Hector Ruiz is a self-proclaimed south Minneapolis guy.
The enterprising chef owns three restaurants — Cafe Ena, Rincón 38 and La Fresca — all within 10 blocks of one another. His former El Meson was also in the neighborhood, and he and his wife, Erin Ungerman, live around the corner from cozy 10-year-old Ena, named for their daughter.
So it's a bit of a fluke that Costa Blanca Bistro, Ruiz's latest — and, it must be said, greatest — property is across town, lighting up an already restaurant-dense stretch of Central Avenue NE.
Costa Blanca isn't the tapas restaurant that its early buzz had declared. The sense of variety is on point, but the portions — and commensurate prices — are much more generous than the nibble-scaled snacks that define tapas. Ruiz agrees.
"I consider it a small-plates restaurant," he said. "But the whole idea came out of tapas."

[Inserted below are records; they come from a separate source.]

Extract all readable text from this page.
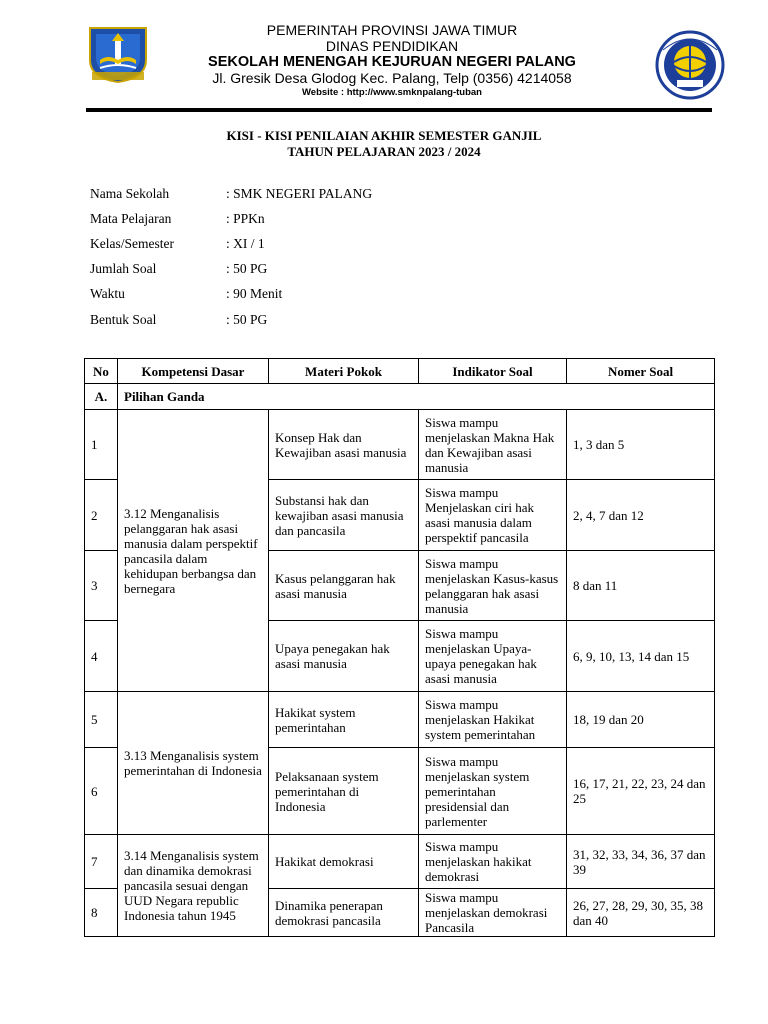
PEMERINTAH PROVINSI JAWA TIMUR
DINAS PENDIDIKAN
SEKOLAH MENENGAH KEJURUAN NEGERI PALANG
Jl. Gresik Desa Glodog Kec. Palang, Telp (0356) 4214058
Website : http://www.smknpalang-tuban
KISI - KISI PENILAIAN AKHIR SEMESTER GANJIL
TAHUN PELAJARAN 2023 / 2024
Nama Sekolah	: SMK NEGERI PALANG
Mata Pelajaran	: PPKn
Kelas/Semester	: XI / 1
Jumlah Soal	: 50 PG
Waktu	: 90 Menit
Bentuk Soal	: 50 PG
No	Kompetensi Dasar	Materi Pokok	Indikator Soal	Nomer Soal
A.	Pilihan Ganda			
1	3.12 Menganalisis pelanggaran hak asasi manusia dalam perspektif pancasila dalam kehidupan berbangsa dan bernegara	Konsep Hak dan Kewajiban asasi manusia	Siswa mampu menjelaskan Makna Hak dan Kewajiban asasi manusia	1, 3 dan 5
2		Substansi hak dan kewajiban asasi manusia dan pancasila	Siswa mampu Menjelaskan ciri hak asasi manusia dalam perspektif pancasila	2, 4, 7 dan 12
3		Kasus pelanggaran hak asasi manusia	Siswa mampu menjelaskan Kasus-kasus pelanggaran hak asasi manusia	8 dan 11
4		Upaya penegakan hak asasi manusia	Siswa mampu menjelaskan Upaya-upaya penegakan hak asasi manusia	6, 9, 10, 13, 14 dan 15
5	3.13 Menganalisis system pemerintahan di Indonesia	Hakikat system pemerintahan	Siswa mampu menjelaskan Hakikat system pemerintahan	18, 19 dan 20
6		Pelaksanaan system pemerintahan di Indonesia	Siswa mampu menjelaskan system pemerintahan presidensial dan parlementer	16, 17, 21, 22, 23, 24 dan 25
7	3.14 Menganalisis system dan dinamika demokrasi pancasila sesuai dengan UUD Negara republic Indonesia tahun 1945	Hakikat demokrasi	Siswa mampu menjelaskan hakikat demokrasi	31, 32, 33, 34, 36, 37 dan 39
8		Dinamika penerapan demokrasi pancasila	Siswa mampu menjelaskan demokrasi Pancasila	26, 27, 28, 29, 30, 35, 38 dan 40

That format, with its diverse selection, makes for appealing dining, especially in groups, who can cover every square inch of their tables with plates and let the serious nibbling begin.
Costa Blanca can't really be called a seafood restaurant — that's too limiting — but Ruiz does emphasize all kinds of saltwater riches.
The selection doesn't stray too far from anyone's comfort zone, but who cares? Each shareable small plate is showered with more attention than the entree-scaled dishes encountered at lesser competitors.